More than a decade after the fact, I still wish I had heeded the nagging voice in my head just outside of Red Wing, Minn.: Turn back now, bad trip ahead. Turn back now, bad fishing trip ahead.

But I didn't, and I paid dearly.

I was living off the spoils of an epic June fly-fishing trip to the Boundary Waters Canoe Area Wilderness from the previous year. Then, the conditions were flawless: blue sky, comfortable temperatures, light winds and no black flies, in a wilderness whose beauty cannot be captured by language. For three days my friend Wade and I caught smallmouth after smallmouth, an embarrassment of riches. For every fly cast, a yawning mouth inhaled. Or so it seemed. It truly was an unforgettable backcountry adventure.

"We have to this again next year," said Wade, a satisfied grin creasing his face.

"You don't have to ask me twice," I shot back.

That said, bad fishing happens, too — but that doesn't necessarily make the outings bad.

Like most serious anglers, I've taken more fishing trips than I can possibly remember. Some are day trips to southeast Minnesota for stream trout. Others, like longer walleye trips with friends, are planned well in advance. Still others, like fishing the tailwaters of Missouri River near Craig, Mont., are open-ended affairs. If, for example, a certain morning mayfly hatch is coming off like gangbusters, ending said trip for a mandatory return to work is surely why human-resource professionals created "sick leave."

Such trips have one distinguishing characteristic: Like nature itself, they're completely unpredictable. You can fish the same destination, at the same time each year, and have wildly different outcomes.

So, we anglers are an optimistic, expectant lot, in the face of unmerciful fishing gods. They've been known to cut the heart out of expectations and blind optimism with a rusty butter knife. Events unfold. Calamities occur.

I've had my share. I grew up in Shakopee, along the Minnesota River. For my mother, the muddy Minnesota might as well have been the Amazon. I wasn't allowed to plod its uplands or ply its waters for fear I'd never return. I didn't listen, of course: The river sang its siren song. One time my friends and I created that time-honored ruse of telling our parents we were staying at each others' houses, when in fact we had other plans: an overnight trip to fish the Minnesota. It was a glorious evening, but when I awoke, my hands, arms, legs and, yes, nether region were covered in poison ivy.

"What happened to you?" demanded my mother later that day. "Tori, what did you do last night?"

"Well, um, you know, Mom, I …"

One trip to the Missouri River nearly landed me in the obituary section. I waded a long sandbar downstream to a pod of recklessly feeding rainbow trout, the endorphin drip of fly-fishing. Intense concentration is needed, which can render one oblivious to changing conditions. Happy and helplessly addicted, I couldn't stop casting dry flies to those rising rainbows, even as the river slowly rose and the sand shifted beneath my feet.

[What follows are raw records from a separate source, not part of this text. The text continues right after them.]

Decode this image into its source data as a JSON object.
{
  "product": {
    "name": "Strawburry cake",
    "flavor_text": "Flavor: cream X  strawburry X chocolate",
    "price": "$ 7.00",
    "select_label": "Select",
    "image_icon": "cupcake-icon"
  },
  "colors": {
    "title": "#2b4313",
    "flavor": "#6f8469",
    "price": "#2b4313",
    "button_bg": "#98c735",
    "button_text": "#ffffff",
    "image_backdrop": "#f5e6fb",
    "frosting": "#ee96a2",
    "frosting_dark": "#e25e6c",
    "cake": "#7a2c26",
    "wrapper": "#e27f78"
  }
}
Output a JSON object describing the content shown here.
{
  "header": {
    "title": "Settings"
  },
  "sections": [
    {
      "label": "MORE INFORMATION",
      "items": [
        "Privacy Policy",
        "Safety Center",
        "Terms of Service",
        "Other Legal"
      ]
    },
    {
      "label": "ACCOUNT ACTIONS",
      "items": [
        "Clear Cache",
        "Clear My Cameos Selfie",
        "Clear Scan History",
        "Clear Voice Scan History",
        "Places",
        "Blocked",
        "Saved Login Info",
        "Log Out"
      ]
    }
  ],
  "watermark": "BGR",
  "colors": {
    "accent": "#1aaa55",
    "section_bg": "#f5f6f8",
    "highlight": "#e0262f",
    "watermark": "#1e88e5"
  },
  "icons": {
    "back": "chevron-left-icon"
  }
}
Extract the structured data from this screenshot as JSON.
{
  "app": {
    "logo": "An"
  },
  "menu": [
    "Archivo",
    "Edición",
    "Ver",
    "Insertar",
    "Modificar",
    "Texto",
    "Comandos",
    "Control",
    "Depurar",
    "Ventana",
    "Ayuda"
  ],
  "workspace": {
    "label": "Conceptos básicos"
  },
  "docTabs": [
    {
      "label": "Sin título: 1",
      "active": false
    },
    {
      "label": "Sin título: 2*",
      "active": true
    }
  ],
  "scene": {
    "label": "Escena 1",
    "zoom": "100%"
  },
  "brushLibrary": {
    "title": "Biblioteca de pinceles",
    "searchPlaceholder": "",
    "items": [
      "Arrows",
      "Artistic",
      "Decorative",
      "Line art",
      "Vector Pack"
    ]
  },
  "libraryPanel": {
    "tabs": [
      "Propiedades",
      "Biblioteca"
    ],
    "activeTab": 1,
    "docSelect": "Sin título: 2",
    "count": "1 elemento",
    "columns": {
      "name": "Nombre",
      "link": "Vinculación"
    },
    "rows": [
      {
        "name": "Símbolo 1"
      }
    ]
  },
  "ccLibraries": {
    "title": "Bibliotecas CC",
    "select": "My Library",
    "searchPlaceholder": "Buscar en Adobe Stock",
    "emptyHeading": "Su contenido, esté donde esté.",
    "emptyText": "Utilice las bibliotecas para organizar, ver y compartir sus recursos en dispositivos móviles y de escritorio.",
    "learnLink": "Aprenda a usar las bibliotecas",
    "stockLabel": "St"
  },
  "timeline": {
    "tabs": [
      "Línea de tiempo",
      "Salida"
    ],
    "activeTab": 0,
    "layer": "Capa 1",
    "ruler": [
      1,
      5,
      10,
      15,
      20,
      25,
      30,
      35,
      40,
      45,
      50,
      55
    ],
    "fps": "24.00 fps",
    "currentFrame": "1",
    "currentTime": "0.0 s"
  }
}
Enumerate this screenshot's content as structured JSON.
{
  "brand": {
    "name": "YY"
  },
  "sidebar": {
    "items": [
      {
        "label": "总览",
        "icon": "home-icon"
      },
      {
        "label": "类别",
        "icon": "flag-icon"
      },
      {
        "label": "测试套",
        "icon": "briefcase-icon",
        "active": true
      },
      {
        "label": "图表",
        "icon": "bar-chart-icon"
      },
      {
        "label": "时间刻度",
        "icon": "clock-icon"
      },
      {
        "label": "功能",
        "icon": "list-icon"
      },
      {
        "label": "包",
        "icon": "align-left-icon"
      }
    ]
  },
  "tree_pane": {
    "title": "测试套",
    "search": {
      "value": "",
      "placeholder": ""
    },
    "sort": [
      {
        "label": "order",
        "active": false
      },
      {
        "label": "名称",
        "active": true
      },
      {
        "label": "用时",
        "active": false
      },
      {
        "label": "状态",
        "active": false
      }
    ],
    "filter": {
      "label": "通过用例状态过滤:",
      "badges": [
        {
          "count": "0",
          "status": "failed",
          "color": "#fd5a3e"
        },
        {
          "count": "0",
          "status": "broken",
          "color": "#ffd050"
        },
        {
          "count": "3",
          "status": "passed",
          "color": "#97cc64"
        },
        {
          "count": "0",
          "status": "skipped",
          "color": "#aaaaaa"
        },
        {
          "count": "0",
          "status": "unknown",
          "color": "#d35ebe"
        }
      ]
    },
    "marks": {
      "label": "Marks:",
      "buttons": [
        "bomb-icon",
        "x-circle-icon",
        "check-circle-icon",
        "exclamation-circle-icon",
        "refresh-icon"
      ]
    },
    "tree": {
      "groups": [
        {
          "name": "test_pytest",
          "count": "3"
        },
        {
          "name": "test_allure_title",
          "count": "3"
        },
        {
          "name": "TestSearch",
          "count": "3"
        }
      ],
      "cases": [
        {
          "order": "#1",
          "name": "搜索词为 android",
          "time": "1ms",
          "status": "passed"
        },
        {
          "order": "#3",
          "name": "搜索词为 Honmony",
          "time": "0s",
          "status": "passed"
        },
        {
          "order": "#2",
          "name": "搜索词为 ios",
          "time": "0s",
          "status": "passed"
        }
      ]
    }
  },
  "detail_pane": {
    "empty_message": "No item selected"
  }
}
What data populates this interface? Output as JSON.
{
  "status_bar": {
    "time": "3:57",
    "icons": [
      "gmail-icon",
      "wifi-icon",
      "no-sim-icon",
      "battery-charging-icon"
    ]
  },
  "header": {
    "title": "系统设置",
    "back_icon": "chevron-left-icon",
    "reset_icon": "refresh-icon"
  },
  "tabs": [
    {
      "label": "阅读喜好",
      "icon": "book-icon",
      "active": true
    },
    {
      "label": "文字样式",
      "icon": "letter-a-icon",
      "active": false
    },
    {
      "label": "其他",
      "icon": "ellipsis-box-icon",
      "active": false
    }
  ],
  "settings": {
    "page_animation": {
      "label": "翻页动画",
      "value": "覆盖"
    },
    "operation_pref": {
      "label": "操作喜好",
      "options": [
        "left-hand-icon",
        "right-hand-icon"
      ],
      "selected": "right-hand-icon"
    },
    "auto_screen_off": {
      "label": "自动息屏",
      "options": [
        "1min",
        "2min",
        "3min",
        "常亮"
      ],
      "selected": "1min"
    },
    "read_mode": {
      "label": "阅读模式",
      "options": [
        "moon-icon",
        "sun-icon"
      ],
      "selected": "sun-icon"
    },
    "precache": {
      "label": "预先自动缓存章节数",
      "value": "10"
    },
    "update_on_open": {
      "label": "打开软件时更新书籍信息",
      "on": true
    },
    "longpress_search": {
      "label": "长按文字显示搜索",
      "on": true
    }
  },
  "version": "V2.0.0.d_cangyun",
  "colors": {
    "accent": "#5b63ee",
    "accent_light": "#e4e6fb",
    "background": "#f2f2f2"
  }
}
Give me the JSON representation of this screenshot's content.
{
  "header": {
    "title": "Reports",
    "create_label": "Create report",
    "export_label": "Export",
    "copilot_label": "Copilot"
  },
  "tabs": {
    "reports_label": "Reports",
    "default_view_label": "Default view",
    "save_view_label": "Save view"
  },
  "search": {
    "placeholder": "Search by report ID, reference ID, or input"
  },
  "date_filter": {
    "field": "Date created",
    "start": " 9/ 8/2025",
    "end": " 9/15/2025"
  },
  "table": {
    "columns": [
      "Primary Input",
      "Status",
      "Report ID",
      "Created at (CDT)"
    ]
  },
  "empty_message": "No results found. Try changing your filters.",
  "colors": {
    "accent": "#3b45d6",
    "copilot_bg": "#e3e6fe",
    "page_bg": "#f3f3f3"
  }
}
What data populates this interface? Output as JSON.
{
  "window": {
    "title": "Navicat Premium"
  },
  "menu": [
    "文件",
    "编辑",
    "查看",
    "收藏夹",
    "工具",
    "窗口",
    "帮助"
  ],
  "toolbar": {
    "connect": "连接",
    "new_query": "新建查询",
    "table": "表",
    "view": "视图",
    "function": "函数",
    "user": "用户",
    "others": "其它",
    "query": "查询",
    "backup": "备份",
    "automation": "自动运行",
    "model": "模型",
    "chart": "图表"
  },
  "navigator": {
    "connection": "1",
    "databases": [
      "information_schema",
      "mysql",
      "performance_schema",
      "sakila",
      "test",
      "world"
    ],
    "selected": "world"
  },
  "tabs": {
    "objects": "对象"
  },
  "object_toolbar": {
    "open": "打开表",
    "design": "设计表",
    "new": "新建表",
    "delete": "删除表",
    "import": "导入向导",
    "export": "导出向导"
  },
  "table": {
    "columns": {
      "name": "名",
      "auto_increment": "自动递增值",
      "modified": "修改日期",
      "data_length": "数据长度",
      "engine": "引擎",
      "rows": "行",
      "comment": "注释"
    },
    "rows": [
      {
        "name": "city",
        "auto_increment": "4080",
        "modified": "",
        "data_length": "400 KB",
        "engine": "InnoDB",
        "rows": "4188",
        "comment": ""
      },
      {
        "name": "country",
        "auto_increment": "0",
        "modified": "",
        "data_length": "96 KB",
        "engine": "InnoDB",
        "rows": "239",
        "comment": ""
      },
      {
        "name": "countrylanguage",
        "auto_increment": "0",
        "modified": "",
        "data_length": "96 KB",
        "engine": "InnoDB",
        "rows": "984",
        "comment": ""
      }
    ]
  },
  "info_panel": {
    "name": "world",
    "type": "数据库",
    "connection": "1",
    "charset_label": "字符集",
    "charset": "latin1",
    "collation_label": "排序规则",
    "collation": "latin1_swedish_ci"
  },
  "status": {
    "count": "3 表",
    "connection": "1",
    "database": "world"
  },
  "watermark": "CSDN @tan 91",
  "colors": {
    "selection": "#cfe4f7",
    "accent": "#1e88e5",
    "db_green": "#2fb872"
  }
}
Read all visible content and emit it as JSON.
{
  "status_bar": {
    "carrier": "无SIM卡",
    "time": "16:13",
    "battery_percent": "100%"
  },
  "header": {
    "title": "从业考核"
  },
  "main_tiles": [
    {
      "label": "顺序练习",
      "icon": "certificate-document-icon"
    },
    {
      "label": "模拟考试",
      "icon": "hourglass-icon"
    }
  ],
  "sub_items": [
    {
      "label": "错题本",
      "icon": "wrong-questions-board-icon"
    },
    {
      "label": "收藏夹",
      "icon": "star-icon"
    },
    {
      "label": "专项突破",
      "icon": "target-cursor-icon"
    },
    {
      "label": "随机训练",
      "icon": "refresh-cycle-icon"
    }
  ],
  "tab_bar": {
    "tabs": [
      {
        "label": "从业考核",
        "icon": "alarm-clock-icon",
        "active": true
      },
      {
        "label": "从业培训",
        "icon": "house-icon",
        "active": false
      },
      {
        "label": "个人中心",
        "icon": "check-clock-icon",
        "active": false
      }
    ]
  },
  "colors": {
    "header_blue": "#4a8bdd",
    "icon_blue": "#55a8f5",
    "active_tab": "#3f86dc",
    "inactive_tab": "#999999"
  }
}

When I finally blinked and attempted to wade back upstream (I would later learn water was released from a nearby dam), the rising wall of water sent me bobbing downstream like a human cork. I typically don't panic, but my waders were taking on water and my arms were slapping the surface like two beaver tails in distress. Before the angels started to sing, a drift boat happened by and scooped me up.

"Trouble?" said my rescuer.

"A little."

The trip at hand

Leaving Red Wing that morning, my yearlong state of bliss had fully descended into myopia. The morning weather report for the Boundary Waters called for three days of severe weather. A wise man would have called Wade and bagged the trip. If the weather wasn't a sign, the two spindly-legged fawns that appeared like ghosts on the highway just outside the city should have been. I had two moves: Use my front bumper to make venison tartare, or swerve wildly and (hopefully) miss the deer. That I missed only emboldened me, as if I had made a kind of Faustian bargain with the fishing gods.

I drove five hours through sheets of rain and met Wade at our entry point. Sunshine suddenly appeared, and we quickly portaged to our prearranged camp. Optimism grew. The following morning, we were paddling to our favorite lake when the rain started, and never stopped. Thunderstorms moved in. Two-foot rollers nearly capsized our canoe. We were marooned on an island for several hours. Wet, cold and humbled, we pulled the pin on the second night. I don't think we caught a fish.

Instead of staying in Ely, I decided to drive home. This was dumbest mistake of all. I flatlined in Virginia and found a motel. I backed my truck to my door, locked up my gear, took a shower and collapsed into a dead sleep. At 5 a.m., my phone rang.

"Is that your black Ford outside your door?" said the man.

In my boxers and half-asleep, I opened my door and found a crime scene. The back window of my topper was shattered glass. I instantly felt sick, because I knew this wasn't vandalism. Gone were two fly rods, occupying reels, and dozens of flies and other gear. My heart sank.

A nearby motel occupant opened his door, surveyed the scene and uttered the perfect coda to my trip gone bad: "I wouldn't want to be you."

I can laugh about it now, but I still wish I had heeded that nagging voice.